Samuel Taylor Coleridge

The Aeolian Harp

 

   My pensive SARA ! thy soft cheek reclined

   Thus on mine arm, most soothing sweet it is

   To sit beside our Cot, our Cot o'ergrown

   With white-flower'd Jasmin, and the broad-leav'd Myrtle,

5  (Meet emblems they of Innocence and Love !)

   And watch the clouds, that late were rich with light,

   Slow saddenning round, and mark the star of eve

   Serenely brilliant (such should Wisdom be)

   Shine opposite ! How exquisite the scents

10 Snatch'd from yon bean-field ! and the world so hush'd !

   The stilly murmur of the distant Sea

   Tells us of silence.

                            And that simplest Lute,

   Plac'd length-ways in the clasping casement, hark !

   How by the desultory breeze caress'd,

15 Like some coy maid half-yielding to her lover,

   It pours such sweet upbraiding, as must needs

   Tempt to repeat the wrong ! And now, its strings

   Boldlier swept, the long sequacious notes

   Over delicious surges sink and rise,

20 Such a soft floating witchery of sound

   As twilight Elfins make, when they at eve

   Voyage on gentle gales from Faery-Land,

   Where Melodies round honey-dropping flowers,

   Footless and wild, like birds of Paradise,

25 Nor pause, nor perch, hovering on untam'd wing !

   O ! the one Life within us and abroad,

   Which meets all motion and becomes its soul,

   A light in sound, a sound-like power in light,

   Rhythm in all thought, and joyance every where--

30 Methinks, it should have been impossible

   Not to love all things in a world so fill'd;

   Where the breeze warbles, and the mute still air

   Is Music slumbering on her instrument.

       And thus, my Love! as on the midway slope

35 Of yonder hill I stretch my limbs at noon,

   Whilst thro' my half-clos'd eye-lids I behold

   The sunbeams dance, like diamonds, on the main,

   And tranquil muse upon tranquility;

   Full many a thought uncall'd and undetain'd,

40 And many idle flitting phantasies,

   Traverse my indolent and passive brain,

   As wild and various, as the random gales

   That swell and flutter on this subject Lute!

       And what if all of animated nature

45 Be but organic Harps diversly fram'd,

   That tremble into thought, as o'er them sweeps

   Plastic and vast, one intellectual breeze,

   At once the Soul of each, and God of all ?

       But thy more serious eye a mild reproof

50 Darts, O beloved Woman! nor such thoughts

   Dim and unhallow'd dost thou not reject,

   And biddest me walk humbly with my God.

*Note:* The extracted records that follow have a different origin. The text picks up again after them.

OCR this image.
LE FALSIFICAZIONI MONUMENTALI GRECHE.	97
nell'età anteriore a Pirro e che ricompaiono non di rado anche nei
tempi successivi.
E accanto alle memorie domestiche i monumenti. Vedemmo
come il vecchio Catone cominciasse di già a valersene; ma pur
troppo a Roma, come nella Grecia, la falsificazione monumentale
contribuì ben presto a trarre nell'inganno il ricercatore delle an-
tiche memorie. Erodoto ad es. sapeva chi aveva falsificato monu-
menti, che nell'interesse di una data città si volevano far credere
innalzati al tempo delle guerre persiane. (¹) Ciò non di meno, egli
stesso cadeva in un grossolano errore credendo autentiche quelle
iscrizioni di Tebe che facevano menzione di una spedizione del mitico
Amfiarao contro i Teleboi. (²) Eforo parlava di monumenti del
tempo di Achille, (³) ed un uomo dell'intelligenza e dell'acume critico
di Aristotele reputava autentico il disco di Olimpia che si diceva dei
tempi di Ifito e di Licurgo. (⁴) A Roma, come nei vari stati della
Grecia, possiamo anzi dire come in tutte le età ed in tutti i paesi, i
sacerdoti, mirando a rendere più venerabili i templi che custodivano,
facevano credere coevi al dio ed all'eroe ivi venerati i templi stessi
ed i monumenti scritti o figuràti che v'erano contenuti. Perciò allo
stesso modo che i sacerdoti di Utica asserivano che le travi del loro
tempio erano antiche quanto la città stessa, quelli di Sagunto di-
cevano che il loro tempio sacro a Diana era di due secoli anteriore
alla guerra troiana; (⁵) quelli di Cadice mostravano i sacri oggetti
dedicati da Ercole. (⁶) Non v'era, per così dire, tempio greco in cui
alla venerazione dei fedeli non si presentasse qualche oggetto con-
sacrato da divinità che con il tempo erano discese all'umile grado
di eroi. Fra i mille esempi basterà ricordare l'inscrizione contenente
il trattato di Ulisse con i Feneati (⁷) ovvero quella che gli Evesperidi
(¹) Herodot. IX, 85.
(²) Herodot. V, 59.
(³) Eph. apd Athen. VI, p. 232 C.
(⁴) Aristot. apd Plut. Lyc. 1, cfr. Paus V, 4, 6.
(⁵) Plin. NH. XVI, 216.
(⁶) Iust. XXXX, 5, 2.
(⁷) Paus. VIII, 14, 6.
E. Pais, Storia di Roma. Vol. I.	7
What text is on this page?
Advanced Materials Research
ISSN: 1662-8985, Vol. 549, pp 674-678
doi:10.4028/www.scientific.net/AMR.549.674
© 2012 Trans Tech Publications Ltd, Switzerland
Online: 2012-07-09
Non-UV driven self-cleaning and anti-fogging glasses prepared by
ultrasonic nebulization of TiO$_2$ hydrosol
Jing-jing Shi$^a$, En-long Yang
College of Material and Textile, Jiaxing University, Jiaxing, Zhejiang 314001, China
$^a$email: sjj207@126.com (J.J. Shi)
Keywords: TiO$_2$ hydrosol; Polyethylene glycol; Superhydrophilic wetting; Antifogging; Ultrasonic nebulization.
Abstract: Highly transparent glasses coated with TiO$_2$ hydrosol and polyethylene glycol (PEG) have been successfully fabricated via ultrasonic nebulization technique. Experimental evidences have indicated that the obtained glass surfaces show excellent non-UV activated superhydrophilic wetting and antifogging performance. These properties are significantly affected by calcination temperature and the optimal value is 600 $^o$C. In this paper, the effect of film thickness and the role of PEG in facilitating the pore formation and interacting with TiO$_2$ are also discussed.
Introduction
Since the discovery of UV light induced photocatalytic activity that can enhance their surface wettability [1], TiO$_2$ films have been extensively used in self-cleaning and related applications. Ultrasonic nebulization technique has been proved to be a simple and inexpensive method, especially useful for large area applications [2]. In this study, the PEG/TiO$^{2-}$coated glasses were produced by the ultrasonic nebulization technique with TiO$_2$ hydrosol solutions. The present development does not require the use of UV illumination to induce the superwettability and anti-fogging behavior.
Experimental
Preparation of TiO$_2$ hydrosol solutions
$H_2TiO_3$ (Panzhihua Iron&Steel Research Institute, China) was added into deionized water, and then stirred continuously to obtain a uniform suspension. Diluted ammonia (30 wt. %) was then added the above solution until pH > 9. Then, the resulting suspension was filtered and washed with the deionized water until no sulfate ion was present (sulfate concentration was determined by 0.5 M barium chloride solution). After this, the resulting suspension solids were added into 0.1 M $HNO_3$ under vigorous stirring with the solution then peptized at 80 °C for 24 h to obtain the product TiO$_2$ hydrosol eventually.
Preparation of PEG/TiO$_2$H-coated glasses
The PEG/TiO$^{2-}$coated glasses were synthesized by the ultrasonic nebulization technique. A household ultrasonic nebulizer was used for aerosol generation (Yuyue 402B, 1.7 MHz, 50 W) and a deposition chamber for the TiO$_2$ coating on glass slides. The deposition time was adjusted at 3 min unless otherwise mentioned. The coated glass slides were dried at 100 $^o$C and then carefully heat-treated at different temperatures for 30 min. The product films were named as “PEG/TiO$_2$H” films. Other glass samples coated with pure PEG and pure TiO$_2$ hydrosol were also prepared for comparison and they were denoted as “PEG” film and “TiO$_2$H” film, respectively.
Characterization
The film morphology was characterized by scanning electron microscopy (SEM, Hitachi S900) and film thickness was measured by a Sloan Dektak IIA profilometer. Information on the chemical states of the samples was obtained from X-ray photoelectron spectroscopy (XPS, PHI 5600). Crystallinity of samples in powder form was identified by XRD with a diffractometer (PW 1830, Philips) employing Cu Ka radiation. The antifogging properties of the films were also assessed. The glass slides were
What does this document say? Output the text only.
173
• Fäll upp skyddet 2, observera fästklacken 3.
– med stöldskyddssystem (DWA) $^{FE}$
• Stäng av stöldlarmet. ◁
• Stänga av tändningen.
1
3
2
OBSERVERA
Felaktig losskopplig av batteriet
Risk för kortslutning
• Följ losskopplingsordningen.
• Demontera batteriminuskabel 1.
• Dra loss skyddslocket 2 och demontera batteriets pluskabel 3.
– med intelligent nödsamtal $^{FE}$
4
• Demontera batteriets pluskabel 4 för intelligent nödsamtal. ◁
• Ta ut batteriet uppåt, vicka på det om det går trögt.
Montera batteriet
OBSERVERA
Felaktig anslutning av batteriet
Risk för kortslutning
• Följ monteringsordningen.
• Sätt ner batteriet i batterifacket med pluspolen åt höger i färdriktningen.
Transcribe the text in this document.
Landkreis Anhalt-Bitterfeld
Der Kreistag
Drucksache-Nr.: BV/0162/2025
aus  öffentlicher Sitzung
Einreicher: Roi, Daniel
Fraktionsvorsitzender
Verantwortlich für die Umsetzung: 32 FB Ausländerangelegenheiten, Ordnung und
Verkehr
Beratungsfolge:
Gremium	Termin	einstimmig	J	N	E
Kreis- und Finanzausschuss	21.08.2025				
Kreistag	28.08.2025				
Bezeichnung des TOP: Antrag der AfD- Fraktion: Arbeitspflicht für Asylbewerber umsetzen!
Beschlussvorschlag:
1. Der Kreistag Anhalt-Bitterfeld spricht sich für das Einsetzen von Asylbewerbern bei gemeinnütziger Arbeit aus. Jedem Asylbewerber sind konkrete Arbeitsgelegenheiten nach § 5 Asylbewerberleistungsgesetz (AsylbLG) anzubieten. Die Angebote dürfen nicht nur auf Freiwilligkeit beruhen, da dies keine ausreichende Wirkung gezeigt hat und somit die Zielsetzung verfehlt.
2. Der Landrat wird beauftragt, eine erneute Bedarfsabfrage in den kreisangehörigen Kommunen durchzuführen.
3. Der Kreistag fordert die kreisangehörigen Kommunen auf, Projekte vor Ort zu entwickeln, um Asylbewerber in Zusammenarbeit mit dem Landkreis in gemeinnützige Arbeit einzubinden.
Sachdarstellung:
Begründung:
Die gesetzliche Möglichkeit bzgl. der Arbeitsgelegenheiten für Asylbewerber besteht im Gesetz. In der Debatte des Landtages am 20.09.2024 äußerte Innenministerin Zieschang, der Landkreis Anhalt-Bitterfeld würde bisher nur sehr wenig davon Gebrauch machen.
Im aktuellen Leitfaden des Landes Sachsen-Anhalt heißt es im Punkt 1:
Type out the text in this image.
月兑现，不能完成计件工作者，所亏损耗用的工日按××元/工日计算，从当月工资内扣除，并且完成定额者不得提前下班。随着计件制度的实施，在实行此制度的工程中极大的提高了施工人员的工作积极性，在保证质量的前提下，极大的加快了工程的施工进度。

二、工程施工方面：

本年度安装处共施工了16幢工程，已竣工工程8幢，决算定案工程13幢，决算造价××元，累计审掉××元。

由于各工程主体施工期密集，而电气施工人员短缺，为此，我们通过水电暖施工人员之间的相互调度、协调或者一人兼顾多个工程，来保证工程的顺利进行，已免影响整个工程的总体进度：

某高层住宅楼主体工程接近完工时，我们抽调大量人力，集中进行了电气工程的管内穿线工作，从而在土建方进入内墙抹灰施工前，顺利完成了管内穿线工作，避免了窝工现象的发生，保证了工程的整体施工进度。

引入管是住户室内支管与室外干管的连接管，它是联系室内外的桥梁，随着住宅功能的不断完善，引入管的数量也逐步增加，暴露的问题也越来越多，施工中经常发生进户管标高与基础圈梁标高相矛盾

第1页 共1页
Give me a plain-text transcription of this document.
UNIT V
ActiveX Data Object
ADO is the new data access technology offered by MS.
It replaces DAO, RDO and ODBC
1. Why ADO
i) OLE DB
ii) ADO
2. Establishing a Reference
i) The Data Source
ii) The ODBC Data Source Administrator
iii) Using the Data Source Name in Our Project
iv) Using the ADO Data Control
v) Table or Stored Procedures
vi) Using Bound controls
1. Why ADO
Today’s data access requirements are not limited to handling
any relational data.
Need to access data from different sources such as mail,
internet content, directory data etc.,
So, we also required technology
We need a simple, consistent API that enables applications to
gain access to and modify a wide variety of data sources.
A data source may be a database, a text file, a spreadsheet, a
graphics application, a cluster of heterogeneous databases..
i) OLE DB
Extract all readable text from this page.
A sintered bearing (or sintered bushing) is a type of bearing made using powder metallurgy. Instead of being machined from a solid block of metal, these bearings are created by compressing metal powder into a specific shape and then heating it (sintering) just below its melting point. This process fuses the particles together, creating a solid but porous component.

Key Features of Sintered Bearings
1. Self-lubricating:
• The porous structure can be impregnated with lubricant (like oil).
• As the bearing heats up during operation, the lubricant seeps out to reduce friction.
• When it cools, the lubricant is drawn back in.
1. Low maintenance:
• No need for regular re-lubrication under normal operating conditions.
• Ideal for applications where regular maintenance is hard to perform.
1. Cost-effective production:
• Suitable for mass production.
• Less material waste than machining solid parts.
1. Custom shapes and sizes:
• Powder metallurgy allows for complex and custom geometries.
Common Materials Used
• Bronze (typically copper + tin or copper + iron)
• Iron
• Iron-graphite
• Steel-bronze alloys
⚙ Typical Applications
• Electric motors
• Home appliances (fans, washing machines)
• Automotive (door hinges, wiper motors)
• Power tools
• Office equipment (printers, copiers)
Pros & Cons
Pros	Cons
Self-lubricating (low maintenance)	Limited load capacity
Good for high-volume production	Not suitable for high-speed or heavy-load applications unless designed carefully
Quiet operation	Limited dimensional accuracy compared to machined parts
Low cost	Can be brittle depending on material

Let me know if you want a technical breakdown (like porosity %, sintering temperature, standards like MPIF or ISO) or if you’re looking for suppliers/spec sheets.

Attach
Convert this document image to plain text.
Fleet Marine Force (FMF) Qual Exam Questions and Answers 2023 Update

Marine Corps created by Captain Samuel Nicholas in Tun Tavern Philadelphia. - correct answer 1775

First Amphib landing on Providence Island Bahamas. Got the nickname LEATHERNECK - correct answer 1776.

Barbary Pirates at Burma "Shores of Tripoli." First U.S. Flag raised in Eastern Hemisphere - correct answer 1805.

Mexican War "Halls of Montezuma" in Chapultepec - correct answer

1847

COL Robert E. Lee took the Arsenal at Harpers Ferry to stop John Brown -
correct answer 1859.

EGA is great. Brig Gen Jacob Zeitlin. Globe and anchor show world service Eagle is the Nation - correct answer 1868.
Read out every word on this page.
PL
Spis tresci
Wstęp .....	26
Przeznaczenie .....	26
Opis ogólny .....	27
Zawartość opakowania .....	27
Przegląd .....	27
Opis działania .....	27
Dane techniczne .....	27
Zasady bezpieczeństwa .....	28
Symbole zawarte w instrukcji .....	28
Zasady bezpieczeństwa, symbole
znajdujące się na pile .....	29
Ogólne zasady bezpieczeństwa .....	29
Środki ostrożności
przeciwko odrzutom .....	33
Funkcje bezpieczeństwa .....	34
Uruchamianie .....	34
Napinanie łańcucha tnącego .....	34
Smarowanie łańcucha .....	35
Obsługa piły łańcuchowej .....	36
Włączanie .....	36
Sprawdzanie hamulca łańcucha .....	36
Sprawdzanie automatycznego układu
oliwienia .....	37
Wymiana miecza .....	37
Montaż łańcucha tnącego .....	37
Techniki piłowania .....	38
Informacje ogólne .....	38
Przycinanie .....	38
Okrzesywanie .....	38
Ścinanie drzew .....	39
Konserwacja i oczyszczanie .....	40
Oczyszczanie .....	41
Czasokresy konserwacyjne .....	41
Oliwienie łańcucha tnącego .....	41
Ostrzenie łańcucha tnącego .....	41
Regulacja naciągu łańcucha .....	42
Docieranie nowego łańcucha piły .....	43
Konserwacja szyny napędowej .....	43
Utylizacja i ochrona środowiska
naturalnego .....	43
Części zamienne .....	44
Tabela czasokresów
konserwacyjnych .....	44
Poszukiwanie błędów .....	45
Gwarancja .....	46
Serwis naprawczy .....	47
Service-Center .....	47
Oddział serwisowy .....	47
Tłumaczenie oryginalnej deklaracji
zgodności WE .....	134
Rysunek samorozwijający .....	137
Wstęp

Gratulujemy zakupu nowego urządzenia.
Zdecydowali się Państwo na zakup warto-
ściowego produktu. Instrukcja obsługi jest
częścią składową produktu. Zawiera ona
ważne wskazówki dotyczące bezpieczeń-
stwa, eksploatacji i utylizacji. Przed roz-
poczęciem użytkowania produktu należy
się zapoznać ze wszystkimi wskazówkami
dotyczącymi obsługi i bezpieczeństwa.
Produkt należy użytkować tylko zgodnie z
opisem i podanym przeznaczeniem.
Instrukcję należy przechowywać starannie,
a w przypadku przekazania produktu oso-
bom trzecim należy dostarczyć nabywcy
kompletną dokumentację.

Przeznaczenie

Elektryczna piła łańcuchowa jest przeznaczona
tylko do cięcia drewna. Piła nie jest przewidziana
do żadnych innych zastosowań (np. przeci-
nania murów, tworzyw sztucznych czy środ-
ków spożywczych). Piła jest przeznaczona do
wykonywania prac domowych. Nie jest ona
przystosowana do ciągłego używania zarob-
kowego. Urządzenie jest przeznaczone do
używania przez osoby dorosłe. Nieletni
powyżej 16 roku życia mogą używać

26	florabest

   Meek Daughter in the Family of Christ !

   Well hast thou said and holily disprais'd

55 These shapings of the unregenerate mind ;

   Bubbles that glitter as they rise and break

   On vain Philosophy's aye-babbling spring.

   For never guiltless may I speak of him,

   The Incomprehensible ! save when with awe

60 I praise him, and with Faith that inly feels ;

   Who with his saving mercies healed me,

   A sinful and most miserable man,

   Wilder'd and dark, and gave me to possess

   Peace, and this Cot, and thee, heart-honour'd Maid!